Ars Mathematica

Michael of comment board fame had lent me Benoit Mandelbrot and Richard Hudson’s The (Mis)Behavior of Markets a while ago, and I finally had a chance to read it. The verdict? Still not sure.

Mandelbrot offers an eloquent critique of contemporary financial theory, and speculates on some alternatives. The limitations of the financial theory presented in textbooks is well known: rare events happen more often than predicted by a normal distribution (so-called “fat tails”), and changes in the volatility of financial time series tend to persist, so this part of Mandelbrot’s book is not original, while he does a good job of explaining it.

The part that is new is a series of alternative proposals for financial models. Unfortunately, since the book is written for a general audience, it’s thin on technical details, so I’m not really sure if they’re a good idea or not. I tracked down some links which I’ll work through as I get the chance:

• SmartQuant has a bunch of links to papers
• Levy distribution
• MIT has an online course on Power laws
• Cosma Shalizi has a weblog post criticizing the tendency to see power law distributions everywhere.

Daniel Doro Ferrante has been picking out weekly highlights from ArXiv, with a particular emphasis on cosmology, and the mathematics related to it.

Among the papers he spotted this week is The world problem: on the computability of the topology of 4-manifolds by James van Meter. For some reason, I was thinking about this topic a couple of days ago. Markov proved that every possible finitely-presented group occurred as the fundamental group of a 4-manifold. Post proved that it is undecidable whether two finitely-presented groups are isomorphic. Ergo, deciding when two 4-manifolds are homeomorphic is undecidable. Van Meter sketches both the Markov and Post results.

Did you know that according to MathWorld you can square the circle using the compass and straight-edge in the hyperbolic plane? How long have you known this? Why have you been keeping it from me?

MathForge links to an article on Hilbert’s “24th” problem. Hilbert, in his famous 1900 speech, proposed twenty-three open problems in mathematics, but apparently there was a twenty-fourth that he dropped from the list, to formalize the notion of simplicity of proofs, and prove that theorems have a unique simplest proof. Like many of Hilbert’s twenty-three, this is less a problem and more an open-ending research program.

Herbert Wilf has put several of his books online for download. I particularly recommend generatingfunctionology, which is an excellent account of the uses of generating functions in combinatorics. I regarded generating functions as a sleazy trick before I read that book. A=B, a book he co-wrote with Petrovsek and Zeilberger on combinatorial sums, is also very interesting. It turns out there is an eminently-implementable algorithm that will show, for a large class of formulas, when two such sums are equal.

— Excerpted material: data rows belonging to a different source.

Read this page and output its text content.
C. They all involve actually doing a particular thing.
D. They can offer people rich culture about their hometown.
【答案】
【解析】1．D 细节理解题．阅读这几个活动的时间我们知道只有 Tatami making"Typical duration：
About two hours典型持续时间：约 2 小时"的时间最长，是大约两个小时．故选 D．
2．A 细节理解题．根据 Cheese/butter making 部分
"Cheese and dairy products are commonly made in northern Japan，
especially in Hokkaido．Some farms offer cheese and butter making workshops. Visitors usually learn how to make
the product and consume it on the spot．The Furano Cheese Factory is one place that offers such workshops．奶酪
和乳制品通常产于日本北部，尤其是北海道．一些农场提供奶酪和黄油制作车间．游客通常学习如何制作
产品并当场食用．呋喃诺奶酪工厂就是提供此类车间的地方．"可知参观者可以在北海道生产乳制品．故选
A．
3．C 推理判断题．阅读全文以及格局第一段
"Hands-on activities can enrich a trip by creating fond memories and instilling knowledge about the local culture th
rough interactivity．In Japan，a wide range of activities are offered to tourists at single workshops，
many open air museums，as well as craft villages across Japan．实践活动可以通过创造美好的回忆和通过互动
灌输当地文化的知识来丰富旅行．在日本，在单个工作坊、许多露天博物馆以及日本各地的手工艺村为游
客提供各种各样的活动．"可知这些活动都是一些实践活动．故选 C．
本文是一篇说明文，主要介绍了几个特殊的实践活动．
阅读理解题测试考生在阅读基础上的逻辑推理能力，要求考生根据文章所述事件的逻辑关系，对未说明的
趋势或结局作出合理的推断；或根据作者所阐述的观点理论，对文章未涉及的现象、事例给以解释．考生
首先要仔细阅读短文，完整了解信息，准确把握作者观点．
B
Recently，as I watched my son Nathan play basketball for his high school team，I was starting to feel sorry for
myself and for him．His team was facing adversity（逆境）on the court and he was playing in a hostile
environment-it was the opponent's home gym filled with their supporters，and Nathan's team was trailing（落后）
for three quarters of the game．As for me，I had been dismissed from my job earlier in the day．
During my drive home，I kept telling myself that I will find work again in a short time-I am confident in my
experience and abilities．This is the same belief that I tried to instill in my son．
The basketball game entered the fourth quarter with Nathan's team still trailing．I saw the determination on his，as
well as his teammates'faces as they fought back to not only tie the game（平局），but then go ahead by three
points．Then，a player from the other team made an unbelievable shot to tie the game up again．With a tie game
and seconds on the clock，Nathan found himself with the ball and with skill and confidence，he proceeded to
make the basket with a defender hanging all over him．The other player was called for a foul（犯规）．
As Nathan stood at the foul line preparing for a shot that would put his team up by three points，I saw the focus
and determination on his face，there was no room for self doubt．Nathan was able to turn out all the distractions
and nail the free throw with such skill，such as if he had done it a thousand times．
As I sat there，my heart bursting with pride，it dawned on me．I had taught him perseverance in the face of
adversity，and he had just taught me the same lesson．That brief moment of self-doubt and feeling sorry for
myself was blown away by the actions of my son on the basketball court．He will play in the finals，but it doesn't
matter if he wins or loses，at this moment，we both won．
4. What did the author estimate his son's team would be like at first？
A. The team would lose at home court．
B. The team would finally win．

J. S. Milne, author of Etale Cohomology, has a terrific set of lectures notes up at his website www.jmilne.org, which run the gamut from algebraic geometry to algebraic number theory (admittedly, not a very wide gamut). His notes on class field theory are particularly nice, but he also has extensive lecture notes on etale cohomology (I’m not sure how different these are from the book), modular forms, abelian varieties, and some more elementary topics such as elliptic curves.

In the comments to Programming Language and Logic Links, citylight asked for an example of what proof theory is good for. I wanted to sketch an example using Goodstein sequences.

Proving that Goodstein sequences always eventually go to zero requires transfinite induction up to the ordinal \epsilon_0. Gentzen proved, using transfinite induction up to \epsilon_0, that Peano arithmetic was consistent. By Godel’s second incompleteness theorem, not consistent system can prove its own consistency, so transfinite induction up to \epsilon_0 is not expressible in Peano arithmetic, and Goodstein’s theorem is independent of it.

More details can be found at Fast Growing Functions and Unprovable Theorems.

The three body problem in physics is the study of the trajectories of three bodies mutually attracted by (Newtonian) gravity. Unlike the two body problem, the three body problem cannot be solved in general, but some specific solutions are known. An article in the Notices of the AMS reports that a new (well, new circa 2001) solution has been found where all three bodies travel in the same orbit — a figure eight.

The figure eight orbit is stable, which means that it is robust under small perturbations. Since any actual physical system will be perturbed slightly by the gravitational pull of other bodies, stability is a prerequisite for a solution to actually be found in nature. So the figure eight orbit may someday be observed by astronomers.